Hey all,
I’m new here, happy to join the community.
Looks like I’m finally ready to make the leap to Kirby for my blog, but as I plan for the migration (and wrap my head around building a new site from scratch for Kirby), I find myself encountering a potentially serious structural issue.
The docs recommend setting up a blog using a separate ‘blog’ folder with individual articles nested within, which produces this permalink structure:
site.com/blog/article
The problem is that my existing blog doesn’t have this hierarchy…the two pages (About and Contact) are hierarchically equivalent to all the blog articles, so my permalinks are simply:
site.com/articleor
site.com/page
Since I want the site to have the same general appearance (a list of articles as the homepage) I see two possible solutions and want some feedback on which is smarter and how to go about implementing the better option:
- Keep the structure: in this case, wouldn’t all of my pages show up in the list of articles on the homepage? Or since they’d all use an “article.php” template I assume I can somehow use PHP to omit the “about/contact/otherpage.php” items from being listed, right? And how do I handle the menu and making sure it doesn’t try to add all my articles as nav items? I assume hard-coding the nav instead of using dynamic links is the easiest way around that.

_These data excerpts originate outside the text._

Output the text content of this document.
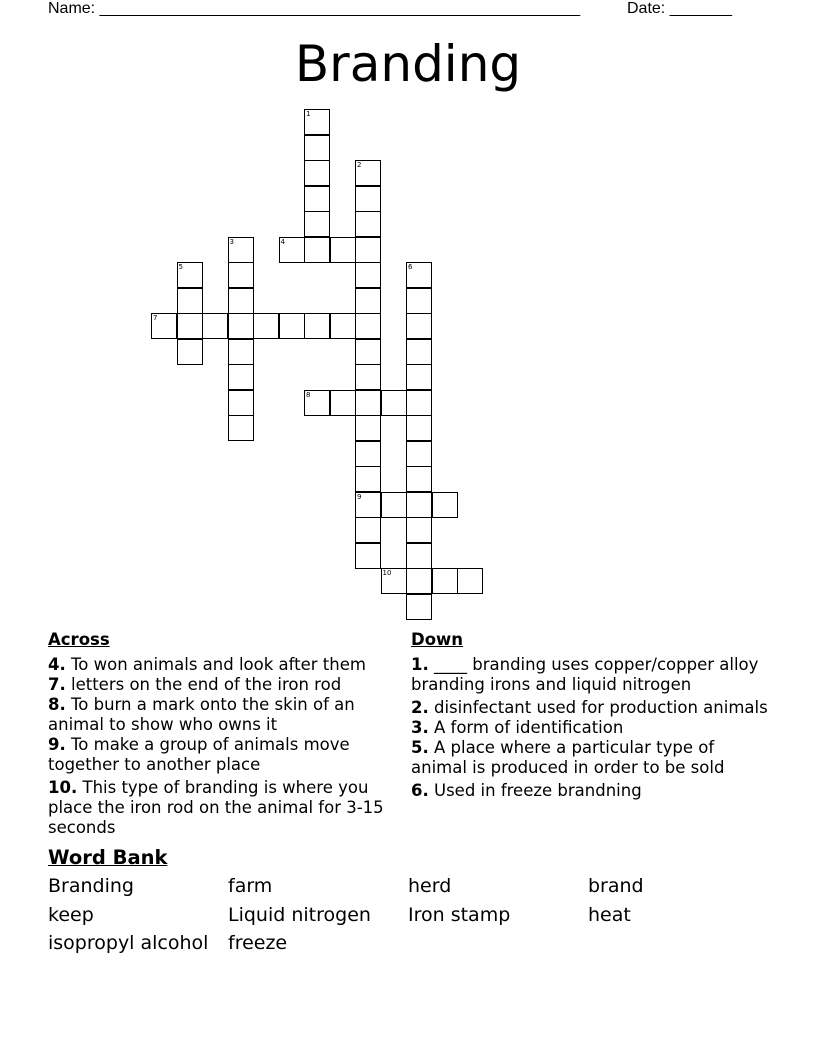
Name: ______________________________________________________	Date: _______
Branding
1
2
9
3	4
5	6
7
8
10
Across

4. To won animals and look after them

7. letters on the end of the iron rod

8. To burn a mark onto the skin of an animal to show who owns it

9. To make a group of animals move together to another place

10. This type of branding is where you place the iron rod on the animal for 3-15 seconds

Down

1. ____ branding uses copper/copper alloy branding irons and liquid nitrogen

2. disinfectant used for production animals

3. A form of identification

5. A place where a particular type of animal is produced in order to be sold

6. Used in freeze brandning

Word Bank
Branding	farm	herd	brand
keep	Liquid nitrogen	Iron stamp	heat
isopropyl alcohol	freeze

- Change the structure: if I decide to adopt the ‘/blog/article’ permalink structure, what’s the nicest way to handle the migration so the existing links are cleanly resolved? 301s via the .htaccess file? If I redirect all ‘site.com/article’ traffic to ‘site.com/blog/article’, it would also break the old page permalinks, so how would I go about it? I’m mostly an Nginx guy so I’m not super familiar with Apache and its ways.
Thanks for any feedback you can offer—I’m super excited to be working with Kirby after years of having it recommended.